For an accurate comparison, run both contracts through your typical annual consumption to produce a total-cost figure rather than just comparing unit rates.
Common pitfalls and confusions
- kW vs kWh. The single biggest confusion. kW is power (the rate); kWh is energy (the total). The bill uses both for different things.
- Watt-hours vs kilowatt-hours. 1 kWh = 1,000 Wh. Smaller equipment specifications often quote Wh; bills always quote kWh.
- MWh on large bills. Some industrial bills use MWh (megawatt-hours) — 1 MWh = 1,000 kWh. Confusion between the two on different bills is common when reviewing portfolios.
- Gas billed in “units”. Some older bills show gas in m³ or 100 ft³ rather than kWh. The conversion is on the bill but easy to miss.
- Therms. An old unit still used on some wholesale gas pricing references. 1 therm ≈ 29.31 kWh. Retail bills are in kWh; wholesale is sometimes in therms.
- kWh vs kWp for solar. kWp is the peak rated capacity of solar panels. A 50 kWp system might produce 40,000–45,000 kWh per year of energy. Different concept, same root unit.
For the combined volume-to-energy conversion used on UK gas bills, see the gas conversion factor.
a kWh FAQs
What is a kWh?
A kilowatt-hour, the unit of energy used on UK business and domestic energy bills. One kWh is the energy used by a 1 kilowatt appliance running for one hour, equal to 3.6 million joules.
What is the difference between a kW and a kWh?

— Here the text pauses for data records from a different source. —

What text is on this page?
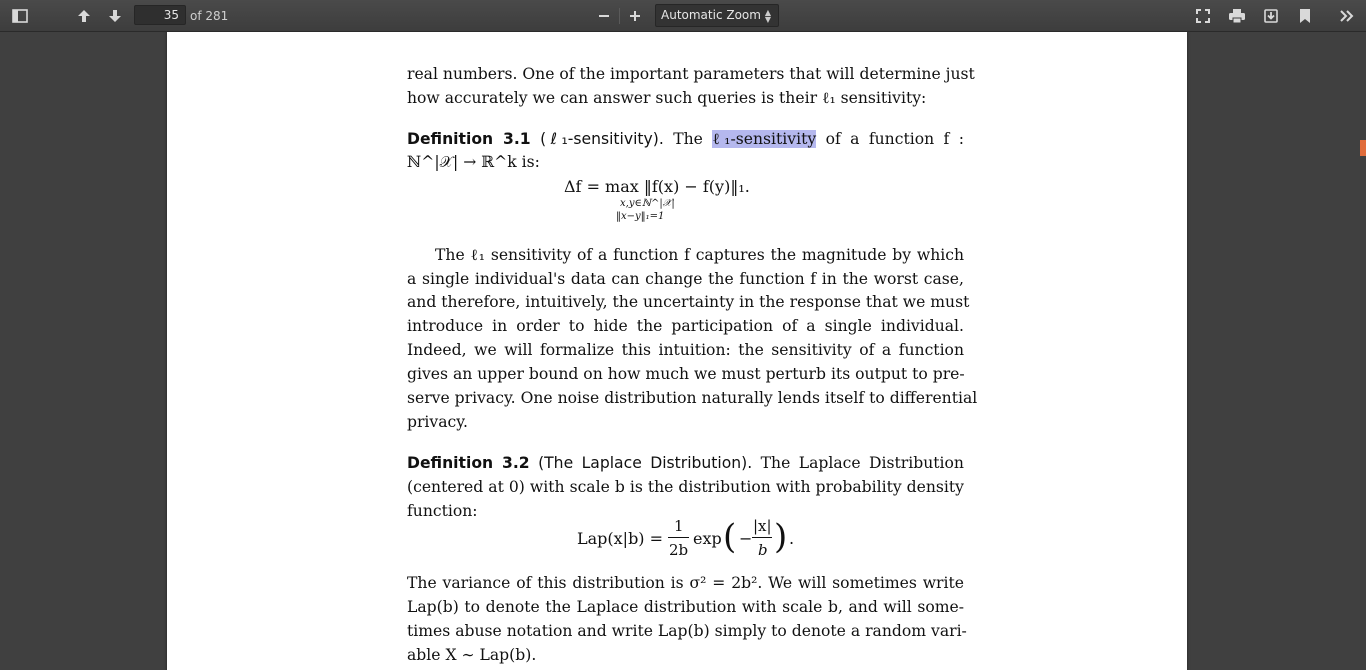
35
of 281	Automatic Zoom ▲
▼
real numbers. One of the important parameters that will determine just
how accurately we can answer such queries is their ℓ₁ sensitivity:
Definition 3.1 (ℓ₁-sensitivity). The ℓ₁-sensitivity of a function f :
ℕ^|𝒳| → ℝ^k is:
Δf = max ‖f(x) − f(y)‖₁.
x,y∈ℕ^|𝒳|
‖x−y‖₁=1
The ℓ₁ sensitivity of a function f captures the magnitude by which
a single individual's data can change the function f in the worst case,
and therefore, intuitively, the uncertainty in the response that we must
introduce in order to hide the participation of a single individual.
Indeed, we will formalize this intuition: the sensitivity of a function
gives an upper bound on how much we must perturb its output to pre-
serve privacy. One noise distribution naturally lends itself to differential
privacy.
Definition 3.2 (The Laplace Distribution). The Laplace Distribution
(centered at 0) with scale b is the distribution with probability density
function:
Lap(x|b) =
1
2b
exp ( −
|x|
b ) .
The variance of this distribution is σ² = 2b². We will sometimes write
Lap(b) to denote the Laplace distribution with scale b, and will some-
times abuse notation and write Lap(b) simply to denote a random vari-
able X ∼ Lap(b).
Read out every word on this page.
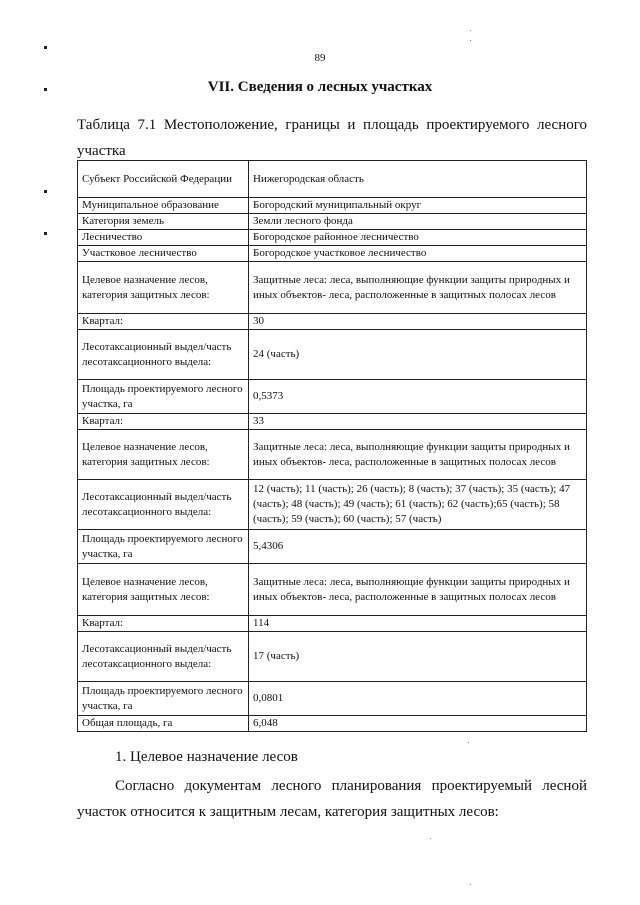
89
VII. Сведения о лесных участках
Таблица 7.1 Местоположение, границы и площадь проектируемого лесного
участка
Субъект Российской Федерации	Нижегородская область
Муниципальное образование	Богородский муниципальный округ
Категория земель	Земли лесного фонда
Лесничество	Богородское районное лесничество
Участковое лесничество	Богородское участковое лесничество
Целевое назначение лесов, категория защитных лесов:	Защитные леса: леса, выполняющие функции защиты природных и иных объектов- леса, расположенные в защитных полосах лесов
Квартал:	30
Лесотаксационный выдел/часть лесотаксационного выдела:	24 (часть)
Площадь проектируемого лесного участка, га	0,5373
Квартал:	33
Целевое назначение лесов, категория защитных лесов:	Защитные леса: леса, выполняющие функции защиты природных и иных объектов- леса, расположенные в защитных полосах лесов
Лесотаксационный выдел/часть лесотаксационного выдела:	12 (часть); 11 (часть); 26 (часть); 8 (часть); 37 (часть); 35 (часть); 47 (часть); 48 (часть); 49 (часть); 61 (часть); 62 (часть);65 (часть); 58 (часть); 59 (часть); 60 (часть); 57 (часть)
Площадь проектируемого лесного участка, га	5,4306
Целевое назначение лесов, категория защитных лесов:	Защитные леса: леса, выполняющие функции защиты природных и иных объектов- леса, расположенные в защитных полосах лесов
Квартал:	114
Лесотаксационный выдел/часть лесотаксационного выдела:	17 (часть)
Площадь проектируемого лесного участка, га	0,0801
Общая площадь, га	6,048
1. Целевое назначение лесов

Согласно документам лесного планирования проектируемый лесной участок относится к защитным лесам, категория защитных лесов:
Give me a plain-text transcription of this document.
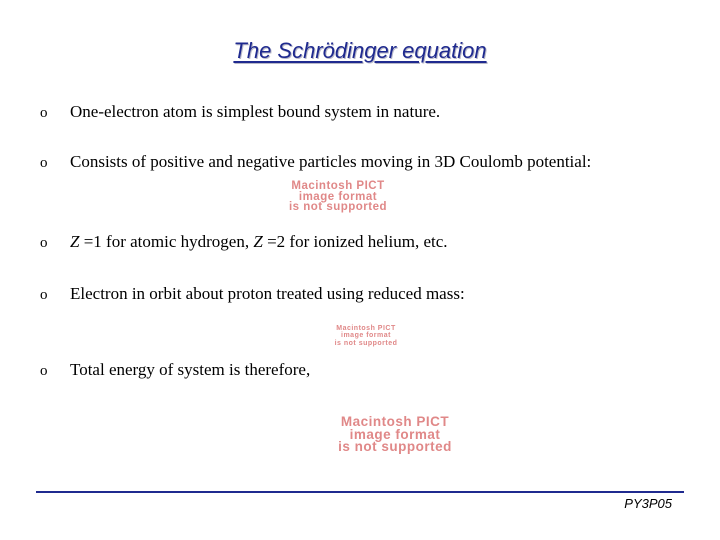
The Schrödinger equation
o	One-electron atom is simplest bound system in nature.
o	Consists of positive and negative particles moving in 3D Coulomb potential:
Macintosh PICT
image format
is not supported
o	Z =1 for atomic hydrogen, Z =2 for ionized helium, etc.
o	Electron in orbit about proton treated using reduced mass:
Macintosh PICT
image format
is not supported
o	Total energy of system is therefore,
Macintosh PICT
image format
is not supported
PY3P05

A kW is power, the rate energy is being used. A kWh is energy, the total used over time. A 1 kW heater running for 2 hours uses 2 kWh of energy.
How is gas converted to kWh?
Cubic metres × volume correction (1.02264) × calorific value (around 39.5 MJ/m³) ÷ 3.6. The full conversion is shown line by line on the bill so you can verify it.

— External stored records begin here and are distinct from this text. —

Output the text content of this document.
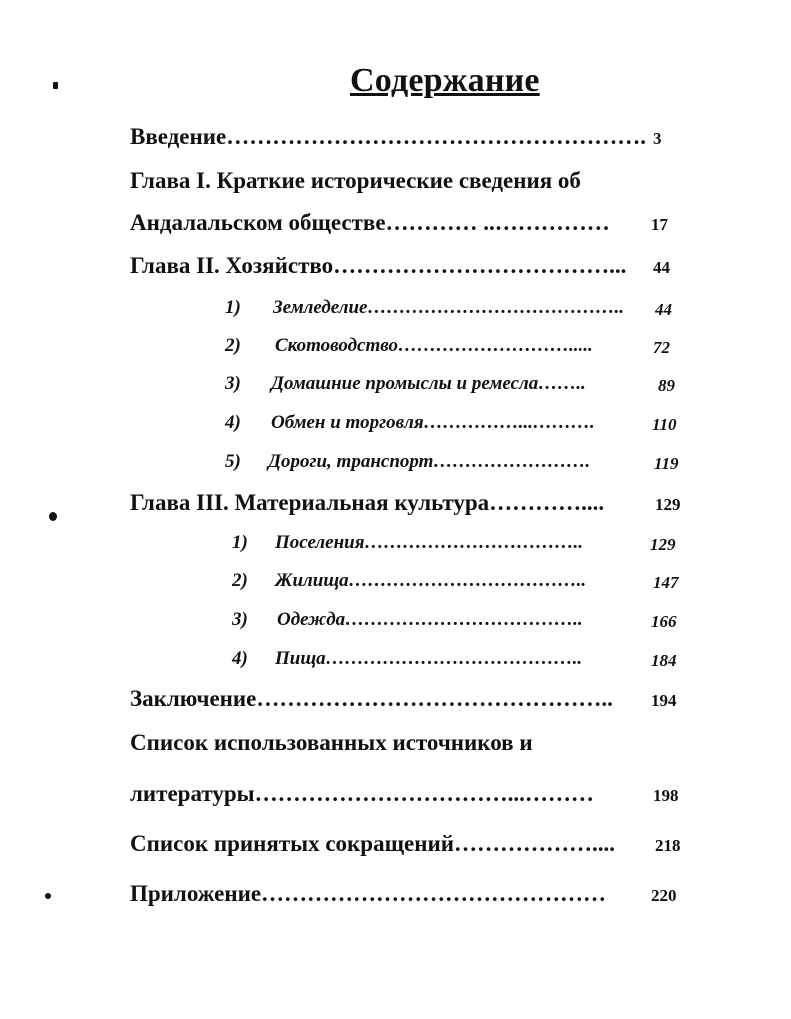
Содержание
Введение………………………………………………. 3
Глава I. Краткие исторические сведения об
Андалальском обществе………… ..…………… 17
Глава II. Хозяйство………………………………... 44
1) Земледелие………………………………….. 44
2) Скотоводство……………………….....	72
3) Домашние промыслы и ремесла……..	89
4) Обмен и торговля……………...……….	110
5) Дороги, транспорт…………………….	119
Глава III. Материальная культура…………....	129
1) Поселения……………………………..	129
2) Жилища………………………………..	147
3) Одежда………………………………..	166
4) Пища…………………………………..	184
Заключение……………………………………….. 194
Список использованных источников и
литературы……………………………...………	198
Список принятых сокращений……………….... 218
Приложение………………………………………	220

How is electricity measured in kWh?
Electricity meters record kWh directly. The bill uses the difference between the opening and closing meter readings to calculate the kWh used in the billing period.
How much does a kWh cost in the UK?
Business electricity unit rates currently range from about 22 to 35 p/kWh depending on contract date, term and supplier. Business gas runs around 5 to 12 p/kWh. Standing charges are additional.
How many kWh does a typical UK business use?
Highly variable. A small office uses around 7,000 to 15,000 kWh of electricity per year. A small to mid-size warehouse uses 25,000 to 100,000 kWh. Larger industrial sites can run into millions of kWh per year.
What is the difference between kWh and Wh?
1 kWh equals 1,000 watt-hours (Wh). Equipment data sheets often quote Wh for small loads; bills always quote kWh for billing purposes.
What is an MWh?
A megawatt-hour, equal to 1,000 kWh. Used on larger industrial bills and in wholesale electricity markets. Some commercial portfolios mix kWh and MWh across different bills.
What is a therm?
An older imperial unit of energy still used in some wholesale gas references. 1 therm equals approximately 29.31 kWh. Retail UK bills are in kWh; wholesale gas pricing is sometimes quoted in p/therm.
How do I calculate the cost of running an appliance in kWh?
Power rating in kW × hours of use = kWh used. Multiply by the unit rate in p/kWh and divide by 100 to get the cost in pounds. A 2 kW kettle for 1 hour at 30 p/kWh costs 60p (2 × 1 × 30 ÷ 100).
Why is my kWh consumption higher than expected?
Common reasons: estimated readings drifting from actual use, equipment running longer than expected, new equipment added, seasonal heating or cooling loads, and meter faults. Provide a manual reading and check the consumption pattern against operations.
Does kWh include standing charges?
No. Standing charges are a fixed daily cost independent of kWh consumption. The bill shows them separately. Total cost is (kWh × unit rate) + (days × standing charge) + levies + VAT.